According to the Sussex Archaeological Collections, the name originates from Bordeville which was an ancient town in Normandy France.  It is quite possible that Robert de Bordeville came over as one of William the Conqueror’s Knights in 1066 and was given land at Lancing and Hoo (Ashurst/Henfield)  by William de Braose.   However the family tree is difficult to put together prior to the 1600s when William Burdfield arrived in Itchingfield, nr Horsham, where the family settled and we’re still here !

Some of the spellings of the name include a “u” or two, which make the name Bourdeuille which is a place in the Dordogne, France.  Bourdevyle is another spelling of the name.

The black and white photograph above was taken in July 1923 outside The Queen’s Head Pub in Barns Green (where Walter’s father, Charles,  had been the Landlord)  and shows Walter Burdfield, in his smock, along with (believe it or not) his nephew Charles Burdfield. (Charles’ grandson Jon, lives in Alfold) Behind Walter is his son Henry.   The smock Walter is wearing can be seen in the Shepherds’ Hut at The Weald & Downland Museum in Singleton, West Sussex and we still have the stick he is holding.  In fact you can see Peter Burdfield holding the same stick in the colour photograph below.  That photograph was taken in July 2012, by Nathan Lediard, with Peter (the then Landlord of the Queen’s Head) and his three sons, together with Phil Honeybone taking the place of Charles and Jon Ingles sitting on the fence at the back.  The car is Peter’s 1926 Model T Ford.

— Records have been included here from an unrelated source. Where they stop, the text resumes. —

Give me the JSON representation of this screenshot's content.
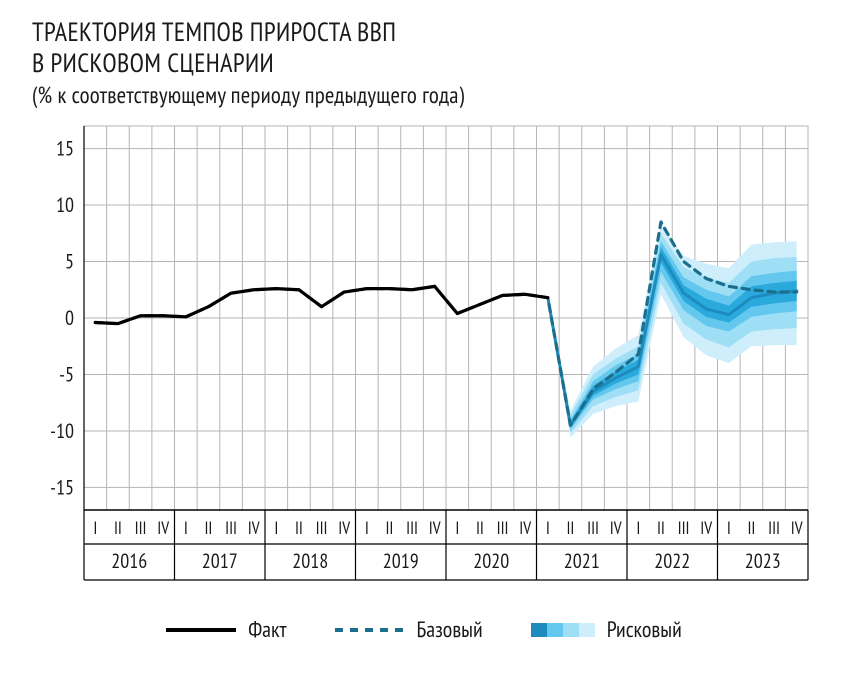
{
  "title_line1": "ТРАЕКТОРИЯ ТЕМПОВ ПРИРОСТА ВВП",
  "title_line2": "В РИСКОВОМ СЦЕНАРИИ",
  "subtitle": "(% к соответствующему периоду предыдущего года)",
  "chart": {
    "type": "line-fan",
    "background_color": "#ffffff",
    "grid_color": "#b5b5b5",
    "axis_color": "#000000",
    "text_color": "#1a1a1a",
    "ylim": [
      -17,
      17
    ],
    "yticks": [
      -15,
      -10,
      -5,
      0,
      5,
      10,
      15
    ],
    "ytick_fontsize": 20,
    "years": [
      "2016",
      "2017",
      "2018",
      "2019",
      "2020",
      "2021",
      "2022",
      "2023"
    ],
    "quarters": [
      "I",
      "II",
      "III",
      "IV"
    ],
    "year_fontsize": 20,
    "quarter_fontsize": 17,
    "n_points": 32,
    "series_fact": {
      "color": "#000000",
      "width": 3.2,
      "dash": "none",
      "values": [
        -0.4,
        -0.5,
        0.2,
        0.2,
        0.1,
        1.0,
        2.2,
        2.5,
        2.6,
        2.5,
        1.0,
        2.3,
        2.6,
        2.6,
        2.5,
        2.8,
        0.4,
        1.2,
        2.0,
        2.1,
        1.8,
        null,
        null,
        null,
        null,
        null,
        null,
        null,
        null,
        null,
        null,
        null
      ]
    },
    "series_base": {
      "color": "#1b6f8c",
      "width": 3.2,
      "dash": "7 6",
      "values": [
        -0.4,
        -0.5,
        0.2,
        0.2,
        0.1,
        1.0,
        2.2,
        2.5,
        2.6,
        2.5,
        1.0,
        2.3,
        2.6,
        2.6,
        2.5,
        2.8,
        0.4,
        1.2,
        2.0,
        2.1,
        1.8,
        -9.5,
        -6.3,
        -4.8,
        -3.2,
        8.5,
        5.0,
        3.5,
        2.8,
        2.5,
        2.3,
        2.3
      ]
    },
    "series_risk_median": {
      "color": "#1e8bbf",
      "width": 3.0,
      "dash": "none",
      "start_index": 20,
      "values": [
        1.8,
        -9.5,
        -6.5,
        -5.3,
        -4.3,
        5.6,
        2.2,
        0.8,
        0.3,
        1.8,
        2.2,
        2.4
      ]
    },
    "fan_start_index": 20,
    "fan_bands": [
      {
        "color": "#cfeefc",
        "upper": [
          1.8,
          -8.2,
          -4.3,
          -2.7,
          -1.5,
          8.4,
          5.5,
          4.8,
          4.4,
          6.5,
          6.7,
          6.8
        ],
        "lower": [
          1.8,
          -10.6,
          -8.5,
          -7.8,
          -7.4,
          2.1,
          -1.7,
          -3.3,
          -4.0,
          -2.5,
          -2.4,
          -2.4
        ]
      },
      {
        "color": "#9edff6",
        "upper": [
          1.8,
          -8.6,
          -5.0,
          -3.6,
          -2.5,
          7.5,
          4.5,
          3.6,
          3.1,
          5.0,
          5.3,
          5.4
        ],
        "lower": [
          1.8,
          -10.2,
          -7.8,
          -7.0,
          -6.4,
          3.1,
          -0.5,
          -1.9,
          -2.6,
          -1.2,
          -1.0,
          -0.9
        ]
      },
      {
        "color": "#63c7ee",
        "upper": [
          1.8,
          -9.0,
          -5.6,
          -4.2,
          -3.2,
          6.8,
          3.6,
          2.5,
          1.9,
          3.7,
          4.0,
          4.2
        ],
        "lower": [
          1.8,
          -9.9,
          -7.2,
          -6.3,
          -5.6,
          4.1,
          0.7,
          -0.7,
          -1.2,
          0.1,
          0.4,
          0.6
        ]
      },
      {
        "color": "#2aa9dd",
        "upper": [
          1.8,
          -9.2,
          -6.0,
          -4.7,
          -3.7,
          6.3,
          2.9,
          1.7,
          1.1,
          2.8,
          3.1,
          3.3
        ],
        "lower": [
          1.8,
          -9.7,
          -6.9,
          -5.8,
          -5.0,
          4.9,
          1.5,
          0.1,
          -0.4,
          1.0,
          1.3,
          1.5
        ]
      }
    ],
    "legend": {
      "fact": "Факт",
      "base": "Базовый",
      "risk": "Рисковый",
      "fontsize": 22,
      "fact_line_color": "#000000",
      "base_line_color": "#1b6f8c",
      "fan_swatch_colors": [
        "#1e8bbf",
        "#63c7ee",
        "#9edff6",
        "#cfeefc"
      ]
    }
  }
}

Walter’s Smock, at the                                                                                                                                                 Weald & Downland Museum in Singleton, West Sussex.

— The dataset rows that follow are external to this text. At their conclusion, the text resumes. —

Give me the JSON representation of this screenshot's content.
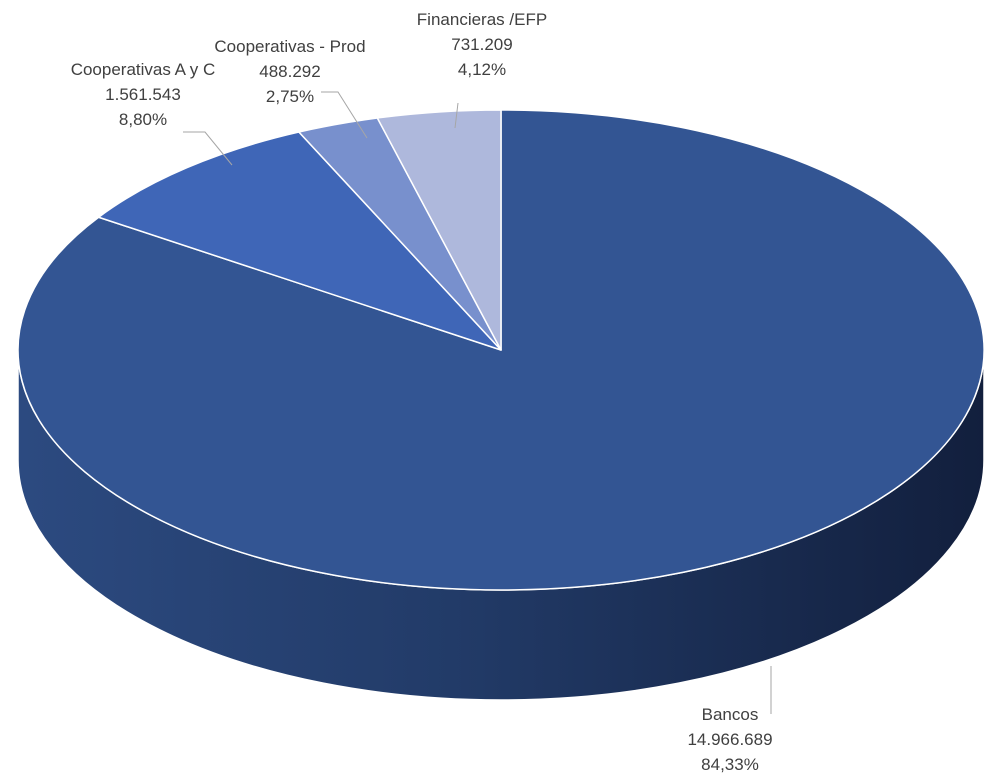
{
  "chart_data": {
    "type": "pie",
    "title": "",
    "slices": [
      {
        "label": "Bancos",
        "value": 14966689,
        "value_label": "14.966.689",
        "percent": 84.33,
        "percent_label": "84,33%",
        "color": "#335593"
      },
      {
        "label": "Cooperativas  A y C",
        "value": 1561543,
        "value_label": "1.561.543",
        "percent": 8.8,
        "percent_label": "8,80%",
        "color": "#3f66b7"
      },
      {
        "label": "Cooperativas - Prod",
        "value": 488292,
        "value_label": "488.292",
        "percent": 2.75,
        "percent_label": "2,75%",
        "color": "#7890cd"
      },
      {
        "label": "Financieras /EFP",
        "value": 731209,
        "value_label": "731.209",
        "percent": 4.12,
        "percent_label": "4,12%",
        "color": "#aeb8dc"
      }
    ],
    "style": "3d-tilted",
    "legend": "none"
  }
}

The Sussex Archaeological Collections have been most helpful with my research on the family roots, in particular Volume 40.  Also, the Sussex Notes and Queries.  Some information came from the Sele Chartularly (thanks to Dr. Annabel Hughes)  and the West Sussex Record Office has many books, maps and documents.

Apart from Ancestry.co.uk and other similar sites, the British Newspaper Archives have produced some interesting articles.

THE FAMILY TREE

John and Mary had their son Charles in 1831.  He died from a fall in 1871.

Charles married Elizabeth Dendy (1821-1901) who was the daughter of a Beer Seller.

In 1862 Charles and Elizabeth had Walter, who married Harriet Voice.  They lived at Mareland Farm, along Two Mile Ash Road, Barns Green.

Walter and Harriet had Florence and Henry.

Florence married a Gardener;  Alec Burns Spottiswood who was sadly killed in Iraq during WW1.  She then married Harry Holt from Babbecombe, Newton Abbot, Devon.

Florence is holding Carole, Peter’s Sister

Henry worked initially with his father and then with the Killicks, learning to be a Blacksmith, but had to help his father as a Carter, to earn money when the crops on the Farm failed.  He married Kitty Rendell from Southwater.  Henry became the Farm Bailiff at Christ’s Hospital School and they lived in Gardeners Cottage (near the Station).  When he retired from there, they bought two cottages in Gladstone Road, Horsham, one to rent out and one for themselves.

Henry and Kitty had Evelyn and Charles

During WW2 Jasmine was working as a Land Army Girl in Southwater and met Charles at the Fox and Hounds, Tower Hill (Now called The Boars Head ).  After the War he followed her to her home in Blackheath, London.

Evelyn married Harry Wake and they lived in Fernhurst.